The World Bank’s recent report emphasizes the imperative for Pakistan to adopt a comprehensive economic reform plan to stimulate robust recovery and combat poverty.
Despite the monetary policy’s forecast of nearly 3% growth, Pakistan’s economy is projected to grow modestly by 1.8% in the current fiscal year.
This subdued growth is attributed to tight monetary and fiscal policies, continued import management measures, and weak economic activity amid low confidence levels.
While some sectors, notably agriculture, have shown improvement, growth remains insufficient to uplift the population, with 40% still living below the poverty line.
Urging structural reforms, Najy Benhassine, World Bank Country Director for Pakistan, stresses the need for an ambitious and credible implementation plan to restore confidence.

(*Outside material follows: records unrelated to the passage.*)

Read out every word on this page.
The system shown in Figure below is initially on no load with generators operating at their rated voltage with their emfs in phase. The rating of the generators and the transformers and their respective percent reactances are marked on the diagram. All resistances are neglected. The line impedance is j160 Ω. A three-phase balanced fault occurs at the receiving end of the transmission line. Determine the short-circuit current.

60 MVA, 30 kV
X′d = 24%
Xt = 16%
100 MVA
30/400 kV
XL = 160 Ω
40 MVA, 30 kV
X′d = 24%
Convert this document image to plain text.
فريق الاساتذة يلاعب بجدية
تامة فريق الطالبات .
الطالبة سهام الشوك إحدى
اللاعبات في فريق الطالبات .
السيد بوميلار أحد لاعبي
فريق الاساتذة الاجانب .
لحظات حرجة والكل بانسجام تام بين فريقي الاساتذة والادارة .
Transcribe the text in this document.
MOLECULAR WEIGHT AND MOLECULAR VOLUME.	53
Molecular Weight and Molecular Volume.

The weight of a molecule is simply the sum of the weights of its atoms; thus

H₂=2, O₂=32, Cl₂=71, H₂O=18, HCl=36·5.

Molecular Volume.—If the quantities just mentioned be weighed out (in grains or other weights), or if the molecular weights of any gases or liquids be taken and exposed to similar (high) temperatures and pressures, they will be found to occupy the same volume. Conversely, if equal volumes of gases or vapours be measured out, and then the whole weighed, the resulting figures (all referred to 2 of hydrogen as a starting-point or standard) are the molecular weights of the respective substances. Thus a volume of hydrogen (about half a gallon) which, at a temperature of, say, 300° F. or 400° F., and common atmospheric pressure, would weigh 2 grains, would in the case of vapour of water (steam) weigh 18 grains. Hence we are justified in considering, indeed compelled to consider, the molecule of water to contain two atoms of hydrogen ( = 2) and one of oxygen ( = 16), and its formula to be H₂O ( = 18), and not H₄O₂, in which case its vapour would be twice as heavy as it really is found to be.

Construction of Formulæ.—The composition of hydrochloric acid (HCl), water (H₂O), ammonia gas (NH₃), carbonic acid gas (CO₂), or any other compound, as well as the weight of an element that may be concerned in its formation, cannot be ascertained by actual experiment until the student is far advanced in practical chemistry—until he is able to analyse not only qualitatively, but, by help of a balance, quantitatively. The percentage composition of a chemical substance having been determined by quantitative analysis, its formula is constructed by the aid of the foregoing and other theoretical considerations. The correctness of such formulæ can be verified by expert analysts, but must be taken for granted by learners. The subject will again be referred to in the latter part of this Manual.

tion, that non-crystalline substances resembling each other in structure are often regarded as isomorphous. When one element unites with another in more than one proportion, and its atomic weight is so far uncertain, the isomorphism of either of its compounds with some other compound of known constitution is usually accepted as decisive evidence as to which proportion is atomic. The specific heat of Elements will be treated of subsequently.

The report underscores the importance of better fiscal management to address inflation, narrow the current account deficit, stabilize the financial sector, and enhance credit to the private sector.
Key recommendations include a prudent macroeconomic policy mix, broadening the tax base, reducing regulatory barriers, and addressing energy sector challenges.
Sayed Murtaza Muzaffari, the lead author, cautions about economic risks and financial sector vulnerabilities. Moreover, the report highlights the fiscal burden from state-owned enterprises (SOEs) and calls for expediting privatization, restructuring, and divestment plans.
As Pakistan aims for economic recovery, comprehensive reforms are essential for sustainable growth and poverty reduction.
However, significant challenges remain, particularly in energy sector reform and inflation control. Implementing these recommendations will be crucial, albeit challenging, for Pakistan’s economic trajectory.